Putin hat nicht viel zu verlieren

Putin hat nicht viel zu verlieren
Russlands Präsident nutzt Europas Uneinigkeit gnadenlos aus. Dauerhafter Frieden ist mit ihm so nicht machbar.
Evelyn Peternel

Evelyn Peternel

Man könnte meinen, das Einzige, wovor Wladimir Putin derzeit Angst hat, ist das Coronavirus. Wer ihn treffen will, muss 14 Tage in Isolation, mit Staats- und Regierungschefs spricht er selbst nach hochintensivem Testen nur aus einigen Metern Abstand.
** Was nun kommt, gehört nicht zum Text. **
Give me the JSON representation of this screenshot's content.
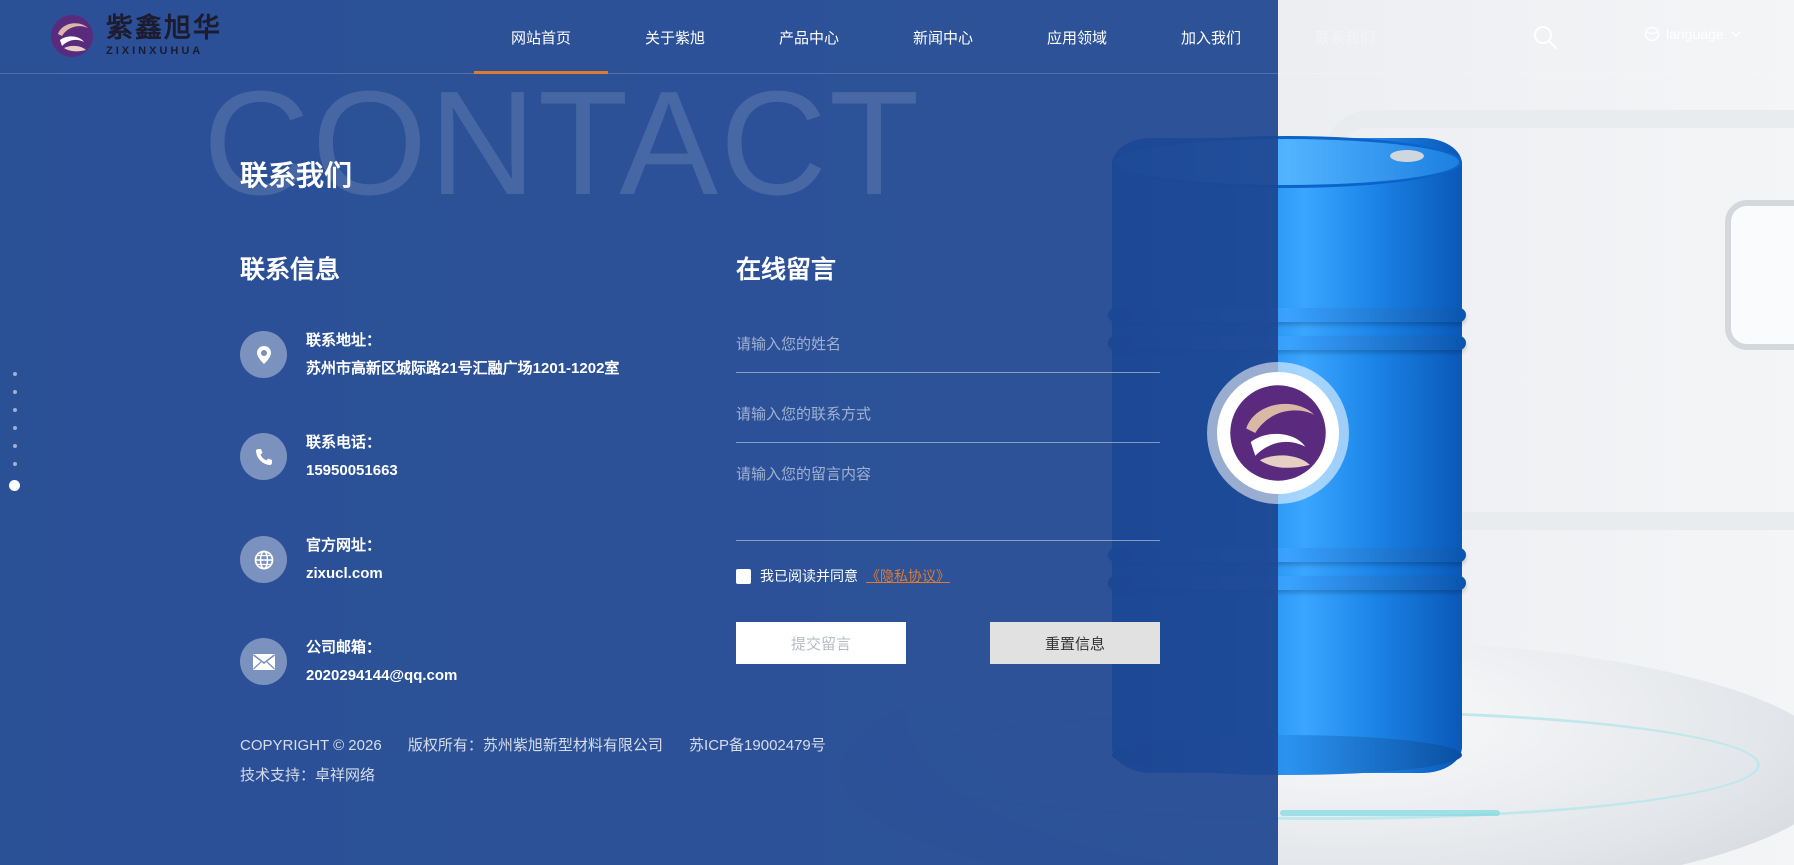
{
  "brand": {
    "name_cn": "紫鑫旭华",
    "name_en": "ZIXINXUHUA"
  },
  "nav": {
    "items": [
      {
        "label": "网站首页",
        "active": true
      },
      {
        "label": "关于紫旭"
      },
      {
        "label": "产品中心"
      },
      {
        "label": "新闻中心"
      },
      {
        "label": "应用领域"
      },
      {
        "label": "加入我们"
      },
      {
        "label": "联系我们"
      }
    ],
    "language_label": "language",
    "search_icon": "search-icon"
  },
  "hero": {
    "watermark": "CONTACT",
    "title": "联系我们"
  },
  "contact_info": {
    "title": "联系信息",
    "items": [
      {
        "icon": "location-pin-icon",
        "label": "联系地址：",
        "value": "苏州市高新区城际路21号汇融广场1201-1202室"
      },
      {
        "icon": "phone-icon",
        "label": "联系电话：",
        "value": "15950051663"
      },
      {
        "icon": "globe-icon",
        "label": "官方网址：",
        "value": "zixucl.com"
      },
      {
        "icon": "mail-icon",
        "label": "公司邮箱：",
        "value": "2020294144@qq.com"
      }
    ]
  },
  "message_form": {
    "title": "在线留言",
    "name_placeholder": "请输入您的姓名",
    "contact_placeholder": "请输入您的联系方式",
    "message_placeholder": "请输入您的留言内容",
    "agree_text": "我已阅读并同意",
    "privacy_link": "《隐私协议》",
    "submit_label": "提交留言",
    "reset_label": "重置信息"
  },
  "footer": {
    "copyright": "COPYRIGHT © 2026",
    "owner": "版权所有：苏州紫旭新型材料有限公司",
    "icp": "苏ICP备19002479号",
    "tech_support": "技术支持：卓祥网络"
  },
  "colors": {
    "overlay_blue": "#1e4691",
    "accent_orange": "#e07a2f",
    "brand_purple": "#5a2a7e"
  },
  "pager": {
    "count": 7,
    "active_index": 6
  }
}
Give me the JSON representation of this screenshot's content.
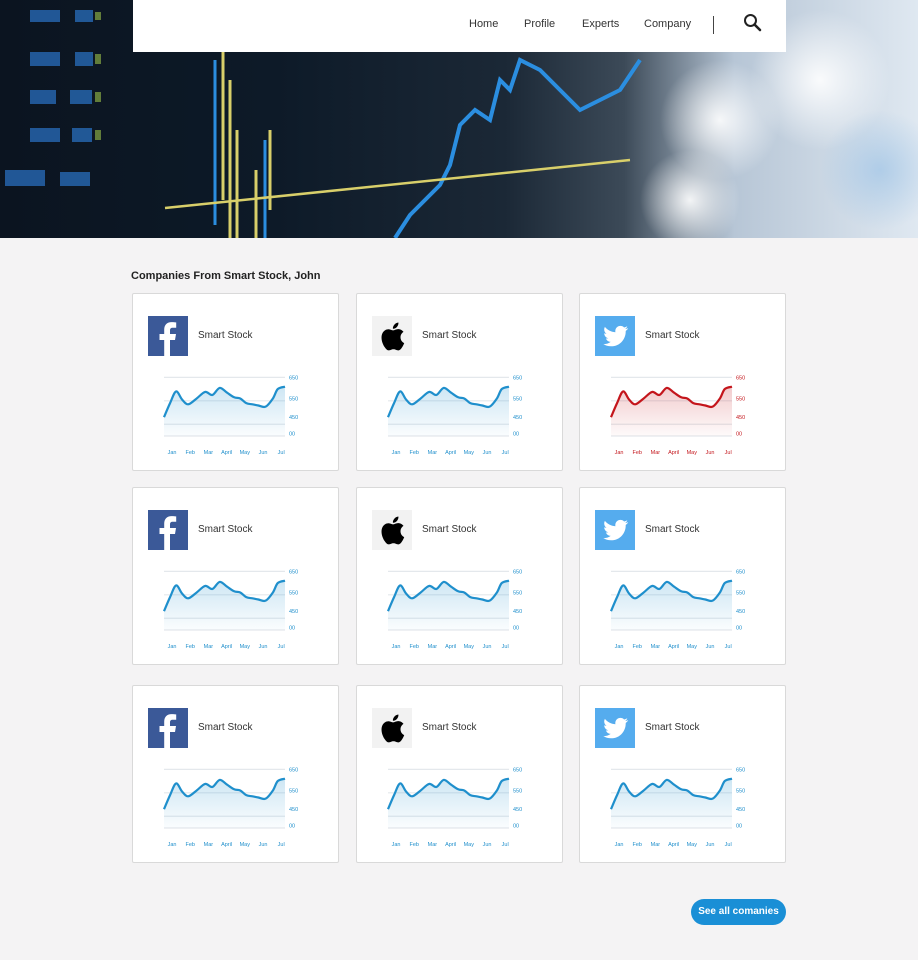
{
  "nav": {
    "items": [
      {
        "label": "Home"
      },
      {
        "label": "Profile"
      },
      {
        "label": "Experts"
      },
      {
        "label": "Company"
      }
    ]
  },
  "section_title": "Companies From Smart Stock, John",
  "colors": {
    "accent_blue": "#1a8fd6",
    "chart_blue": "#1f8fcc",
    "chart_red": "#c4161c",
    "facebook": "#3b5998",
    "twitter": "#55acee"
  },
  "chart": {
    "months": [
      "Jan",
      "Feb",
      "Mar",
      "April",
      "May",
      "Jun",
      "Jul"
    ],
    "y_ticks": [
      "650",
      "550",
      "450",
      "00"
    ],
    "line": [
      [
        0.0,
        480
      ],
      [
        0.05,
        540
      ],
      [
        0.1,
        590
      ],
      [
        0.15,
        555
      ],
      [
        0.2,
        535
      ],
      [
        0.27,
        560
      ],
      [
        0.34,
        588
      ],
      [
        0.4,
        575
      ],
      [
        0.46,
        605
      ],
      [
        0.52,
        585
      ],
      [
        0.58,
        565
      ],
      [
        0.63,
        560
      ],
      [
        0.68,
        540
      ],
      [
        0.73,
        535
      ],
      [
        0.78,
        530
      ],
      [
        0.84,
        525
      ],
      [
        0.9,
        560
      ],
      [
        0.94,
        600
      ],
      [
        1.0,
        610
      ]
    ]
  },
  "cards": [
    {
      "company": "facebook",
      "logo_icon": "facebook-logo-icon",
      "name": "Smart Stock",
      "trend": "up"
    },
    {
      "company": "apple",
      "logo_icon": "apple-logo-icon",
      "name": "Smart Stock",
      "trend": "up"
    },
    {
      "company": "twitter",
      "logo_icon": "twitter-logo-icon",
      "name": "Smart Stock",
      "trend": "down"
    },
    {
      "company": "facebook",
      "logo_icon": "facebook-logo-icon",
      "name": "Smart Stock",
      "trend": "up"
    },
    {
      "company": "apple",
      "logo_icon": "apple-logo-icon",
      "name": "Smart Stock",
      "trend": "up"
    },
    {
      "company": "twitter",
      "logo_icon": "twitter-logo-icon",
      "name": "Smart Stock",
      "trend": "up"
    },
    {
      "company": "facebook",
      "logo_icon": "facebook-logo-icon",
      "name": "Smart Stock",
      "trend": "up"
    },
    {
      "company": "apple",
      "logo_icon": "apple-logo-icon",
      "name": "Smart Stock",
      "trend": "up"
    },
    {
      "company": "twitter",
      "logo_icon": "twitter-logo-icon",
      "name": "Smart Stock",
      "trend": "up"
    }
  ],
  "see_all_label": "See all comanies"
}
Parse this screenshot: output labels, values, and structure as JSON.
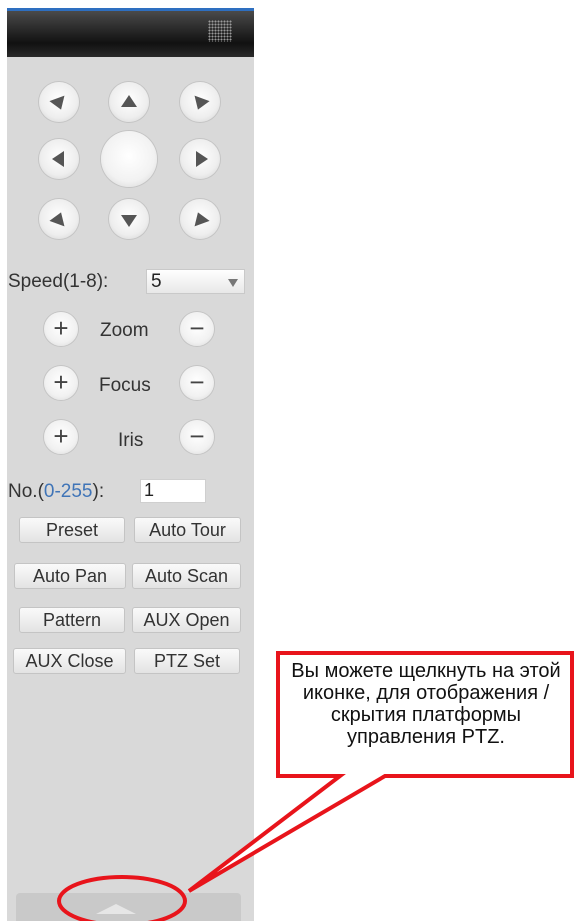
{
  "ptz": {
    "speed_label": "Speed(1-8):",
    "speed_value": "5",
    "zoom_label": "Zoom",
    "focus_label": "Focus",
    "iris_label": "Iris",
    "plus": "+",
    "minus": "−",
    "no_prefix": "No.(",
    "no_range": "0-255",
    "no_suffix": "):",
    "no_value": "1",
    "buttons": {
      "preset": "Preset",
      "auto_tour": "Auto Tour",
      "auto_pan": "Auto Pan",
      "auto_scan": "Auto Scan",
      "pattern": "Pattern",
      "aux_open": "AUX Open",
      "aux_close": "AUX Close",
      "ptz_set": "PTZ Set"
    }
  },
  "callout": {
    "text": "Вы можете щелкнуть на этой иконке, для отображения / скрытия платформы управления PTZ."
  },
  "colors": {
    "annotation_red": "#e8141b",
    "header_dark": "#111111",
    "panel_bg": "#d9d9d9",
    "range_blue": "#3f74b7"
  },
  "icons": [
    "arrow-up-left-icon",
    "arrow-up-icon",
    "arrow-up-right-icon",
    "arrow-left-icon",
    "arrow-right-icon",
    "arrow-down-left-icon",
    "arrow-down-icon",
    "arrow-down-right-icon",
    "plus-icon",
    "minus-icon",
    "chevron-down-icon",
    "grip-icon"
  ]
}
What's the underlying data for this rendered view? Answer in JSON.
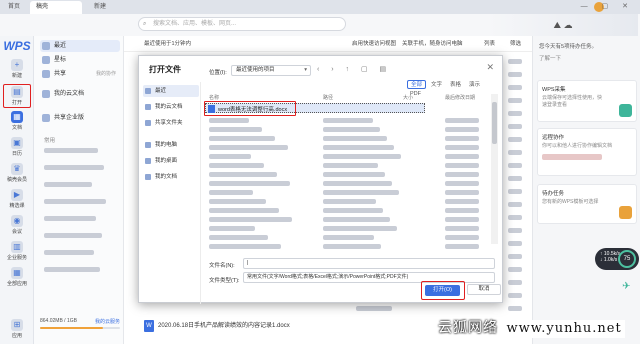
{
  "tabs": {
    "home": "首页",
    "doc": "稿壳",
    "new": "新建"
  },
  "search": {
    "placeholder": "搜索文档、应用、模板、网页..."
  },
  "rail": {
    "items": [
      {
        "label": "新建"
      },
      {
        "label": "打开"
      },
      {
        "label": "文档"
      },
      {
        "label": "日历"
      },
      {
        "label": "稿壳会员"
      },
      {
        "label": "精选课"
      },
      {
        "label": "会议"
      },
      {
        "label": "企业服务"
      },
      {
        "label": "全部应用"
      },
      {
        "label": "应用"
      }
    ]
  },
  "leftpanel": {
    "items": [
      {
        "label": "最近"
      },
      {
        "label": "星标"
      },
      {
        "label": "共享",
        "sub": "我的协作"
      },
      {
        "label": "我的云文档"
      },
      {
        "label": "共享企业版"
      }
    ],
    "section": "常用",
    "storage": {
      "text": "864.02MB / 1GB",
      "upgrade": "我的云服务"
    }
  },
  "toolbar": {
    "recent": "最近使用于1分钟内",
    "t2": "启用快速访问视图",
    "t3": "关联手机，随身访问电脑",
    "t4": "列表",
    "t5": "筛选"
  },
  "main": {
    "last_file": "2020.06.18日手机产品解读绩效的内容记录1.docx"
  },
  "rightpanel": {
    "head": "您今天有5项待办任务。",
    "head2": "了解一下",
    "card1": {
      "title": "WPS采集",
      "desc": "云端保存可选择性使用，快速登录查看"
    },
    "card2": {
      "title": "远程协作",
      "desc": "你可以和他人进行协作编辑文档"
    },
    "card3": {
      "title": "待办任务",
      "desc": "您有新的WPS模板可选择"
    },
    "speed": {
      "up": "↑ 10.5k/s",
      "down": "↓ 1.0k/s",
      "pct": "75"
    }
  },
  "dialog": {
    "title": "打开文件",
    "sidebar": [
      "最近",
      "我的云文档",
      "共享文件夹",
      "我的电脑",
      "我的桌面",
      "我的文档"
    ],
    "location_label": "位置(I):",
    "location_value": "最近使用的项目",
    "filters": [
      "全部",
      "文字",
      "表格",
      "演示",
      "PDF"
    ],
    "columns": [
      "名称",
      "路径",
      "大小",
      "最后修改日期"
    ],
    "selected_file": "word表格无法调整行高.docx",
    "filename_label": "文件名(N):",
    "filename_value": "|",
    "filetype_label": "文件类型(T):",
    "filetype_value": "常用文件(文字/Word格式;表格/Excel格式;演示/PowerPoint格式;PDF文件)",
    "open": "打开(O)",
    "cancel": "取消"
  },
  "watermark": {
    "text": "云狐网络",
    "url": "www.yunhu.net"
  }
}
Und ja, vor etwas anderem braucht er sich auch nicht zu fürchten. Opposition existiert in Russland praktisch keine, Alexej Nawalny ist weggesperrt, und Medien, die kritisch hinterfragen, werden per Gerichtsbeschluss mundtot gemacht. Und der Westen? Der hat ihm auch nicht viel entgegenzusetzen. Europa ist mit dem 130.000-Mann-Aufmarsch an der Grenze mit der größten kriegerischen Bedrohung seit dem Ende des Kalten Krieges konfrontiert, schafft es aber nicht, mit einer Stimme zu sprechen – und ist sich nicht einmal ansatzweise einig, was eine Antwort wäre.

Dabei wäre Einigkeit dringend nötig. Denn Putin spielt mit den europäischen Unsicherheiten, wo er nur kann, und macht so die ohnehin schon großen Gräben noch größer. Dass Olaf Scholz aufgrund der deutschen Abhängigkeit vom russischen Gas in Sachen Nord Stream 2 so herumlaviert und Deutschlands Rolle auf der Weltbühne gefährdet, ist ebenso ein Geschenk für den Kreml wie Emmanuel Macrons Flügelschlagen. Am Tag nach dem Besuch von Frankreichs Präsident im Kreml dementierte Moskau kurzerhand die Fortschritte, die Macron zuvor stolz verkündet hatte. Eine Demütigung mit Anlauf.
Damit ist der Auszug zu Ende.